I'm using Sophos Endpoint for antivirus at my company, but we also need to connect to client networks using Cisco AnyConnect VPN. Recently, after an update, AnyConnect has been running a system check called ISE Posture before we can connect. On one computer, it states we're missing a Windows update but doesn't provide a KB number, making it hard to fix since we use patch management software that only previews updates. Another computer mentions that Sophos Endpoint is outdated, which the support team confirmed is a known issue. I'm looking for ways to work around these checks since we can't compromise on using Sophos. Can the ISE checks be turned off, or is there an exemption available? Also, some weird messages pop up during connection attempts, making it confusing. Currently, I've been uninstalling and reinstalling Sophos to get a temporary connection, but that's not sustainable. Anyone have any suggestions?
5 Answers
You could explore altering a Group Policy Object (GPO) to allow Defender to update its definitions even while it's disabled. This might alleviate some issues with it not recognizing Sophos. But I’ve heard that the ISE system may not even see Sophos as up to date, leading to these connectivity headaches.

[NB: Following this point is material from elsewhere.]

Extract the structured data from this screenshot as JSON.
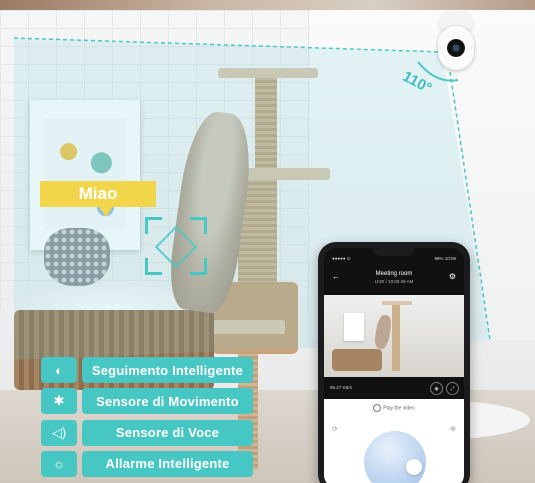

You'll definitely have to work with Cisco ISE policies. There’s a chance you can modify the posture requirements or policy sets on their end to alleviate this issue. Just remember that convincing them might take some effort since they could see these checks as necessary for security. But it's worth a shot!
If the client really needs you to connect, they'll likely have to get their IT security team or vendors involved. Be prepared—this could be a multi-organizational hustle to get it sorted out. An intermediate step could be to use a jump box dedicated to VPN access.
I can hear the response now: "We can't turn off the security checks; they're essential!" And then you're left thinking about how you’re not going to ditch Sophos for just one client. Good luck with that!
One option could be setting up a clean VM solely for the required VPN client. That way, it wouldn’t interfere with your main system. However, considering you have many people accessing it, that could become a hassle with storage needs and syncing issues.
Yeah, we once tried this for another client, but it just created conflict when we needed them online at the same time. Definitely not the best approach with our current setup.
Yeah, I thought they were mandatory too, so this is actually relieving to know that there's a potential workaround.